Women have one tenth the naturally occurring testosterone as men.

Read my lips: that’s what builds the size. Size and STRENGTH are not mutually exclusive. 

You can be strong without getting huge. At best, if you’re lucky (because building muscle is actually a LOT harder than it sounds), you’l LOSE INCHES and look smaller, firmer and tighter with some nice definition here and there.

Screen Shot 2015-04-23 at 6.57.17 PM

True Story


 Bust It:  The results you crave will come from  CHALLENGING yourself in the gym (and of course by monitoring your nutrition). If sexy definition is what you want, then put down the weight you can lift for 50 repetitions and go find the weight you can lift for no more than 8-15 repetitions. I guarantee you’re a LOT stronger than you think you are.


I also guarantee that you WON’T get bulky, you’ll get awesome (unless you’re still overeating, then you will get bulky because you haven’t lost the fat covering up your pretty muscle).


4). Spot Reduction 

Here’s a scenario I encounter in the studio almost weekly. Client approaches me ( male or female, this phenomenon is not gender specific) and says:

“Jacqui, how do I get rid of THIS?” (said while grabbing onto some part of their body, usually the abdomen, upper arms, or thighs)

My response? Keep doing what you’re doing. We don’t get to choose where fat comes off first, or last.

It just doesn’t work that way. Yes we’re genetically predisposed to store fat in certain areas, which vary widely from person to person and among men and women.

Oh, boy....

Oh, boy….

But a million crunches won’t give you a flat stomach. The Thigh Master won’t give you slim thighs, and the 50’s style body-shaker thingy won’t, uh, shake the fat off of you.

You MUST lose the fat on top. How?

There’s that “N” word again…… nutrition!

Bust It: We have two “True-isms” in the fitness community:

1). “Abs are made in the kitchen”

2). “You can’t out-train a bad diet.”



Without a balanced diet designed to help you shed fat, you will get stronger, your endurance will improve, but you won’t see that coveted definition and lose that stubborn fat from that troublesome spot. 

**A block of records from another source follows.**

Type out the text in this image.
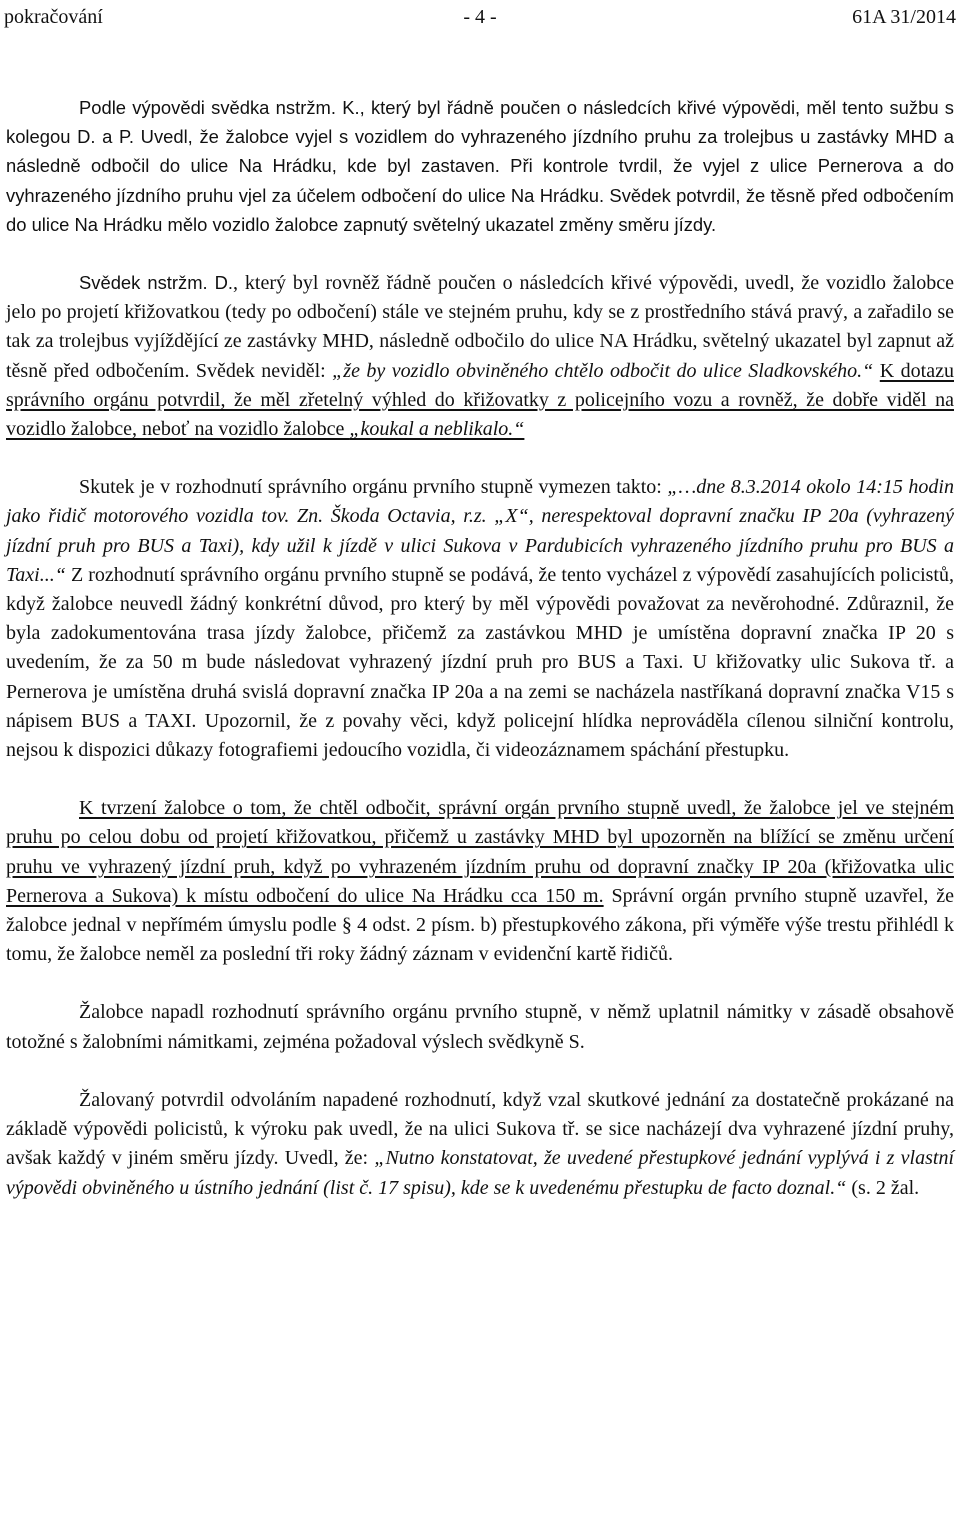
pokračování	- 4 -	61A 31/2014

Podle výpovědi svědka nstržm. K., který byl řádně poučen o následcích křivé výpovědi, měl tento sužbu s kolegou D. a P. Uvedl, že žalobce vyjel s vozidlem do vyhrazeného jízdního pruhu za trolejbus u zastávky MHD a následně odbočil do ulice Na Hrádku, kde byl zastaven. Při kontrole tvrdil, že vyjel z ulice Pernerova a do vyhrazeného jízdního pruhu vjel za účelem odbočení do ulice Na Hrádku. Svědek potvrdil, že těsně před odbočením do ulice Na Hrádku mělo vozidlo žalobce zapnutý světelný ukazatel změny směru jízdy.

Svědek nstržm. D., který byl rovněž řádně poučen o následcích křivé výpovědi, uvedl, že vozidlo žalobce jelo po projetí křižovatkou (tedy po odbočení) stále ve stejném pruhu, kdy se z prostředního stává pravý, a zařadilo se tak za trolejbus vyjíždějící ze zastávky MHD, následně odbočilo do ulice NA Hrádku, světelný ukazatel byl zapnut až těsně před odbočením. Svědek neviděl: „že by vozidlo obviněného chtělo odbočit do ulice Sladkovského.“ K dotazu správního orgánu potvrdil, že měl zřetelný výhled do křižovatky z policejního vozu a rovněž, že dobře viděl na vozidlo žalobce, neboť na vozidlo žalobce „koukal a neblikalo.“

Skutek je v rozhodnutí správního orgánu prvního stupně vymezen takto: „…dne 8.3.2014 okolo 14:15 hodin jako řidič motorového vozidla tov. Zn. Škoda Octavia, r.z. „X“, nerespektoval dopravní značku IP 20a (vyhrazený jízdní pruh pro BUS a Taxi), kdy užil k jízdě v ulici Sukova v Pardubicích vyhrazeného jízdního pruhu pro BUS a Taxi...“ Z rozhodnutí správního orgánu prvního stupně se podává, že tento vycházel z výpovědí zasahujících policistů, když žalobce neuvedl žádný konkrétní důvod, pro který by měl výpovědi považovat za nevěrohodné. Zdůraznil, že byla zadokumentována trasa jízdy žalobce, přičemž za zastávkou MHD je umístěna dopravní značka IP 20 s uvedením, že za 50 m bude následovat vyhrazený jízdní pruh pro BUS a Taxi. U křižovatky ulic Sukova tř. a Pernerova je umístěna druhá svislá dopravní značka IP 20a a na zemi se nacházela nastříkaná dopravní značka V15 s nápisem BUS a TAXI. Upozornil, že z povahy věci, když policejní hlídka neprováděla cílenou silniční kontrolu, nejsou k dispozici důkazy fotografiemi jedoucího vozidla, či videozáznamem spáchání přestupku.

K tvrzení žalobce o tom, že chtěl odbočit, správní orgán prvního stupně uvedl, že žalobce jel ve stejném pruhu po celou dobu od projetí křižovatkou, přičemž u zastávky MHD byl upozorněn na blížící se změnu určení pruhu ve vyhrazený jízdní pruh, když po vyhrazeném jízdním pruhu od dopravní značky IP 20a (křižovatka ulic Pernerova a Sukova) k místu odbočení do ulice Na Hrádku cca 150 m. Správní orgán prvního stupně uzavřel, že žalobce jednal v nepřímém úmyslu podle § 4 odst. 2 písm. b) přestupkového zákona, při výměře výše trestu přihlédl k tomu, že žalobce neměl za poslední tři roky žádný záznam v evidenční kartě řidičů.

Žalobce napadl rozhodnutí správního orgánu prvního stupně, v němž uplatnil námitky v zásadě obsahově totožné s žalobními námitkami, zejména požadoval výslech svědkyně S.

Žalovaný potvrdil odvoláním napadené rozhodnutí, když vzal skutkové jednání za dostatečně prokázané na základě výpovědi policistů, k výroku pak uvedl, že na ulici Sukova tř. se sice nacházejí dva vyhrazené jízdní pruhy, avšak každý v jiném směru jízdy. Uvedl, že: „Nutno konstatovat, že uvedené přestupkové jednání vyplývá i z vlastní výpovědi obviněného u ústního jednání (list č. 17 spisu), kde se k uvedenému přestupku de facto doznal.“ (s. 2 žal.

Train your WHOLE body, not just the trouble areas. You’ll improve posture, balance, and strength by doing so. Begin to see the body as a whole unit and not individual parts.

And last but not least, be patient. I know it’s not what you want to hear, but it’s the truth.

Fat loss takes time. There’s no “quick fix”  (that doesn’t involve surgery or drugs).

Stay the course. Do the work. You’ll be happy you did.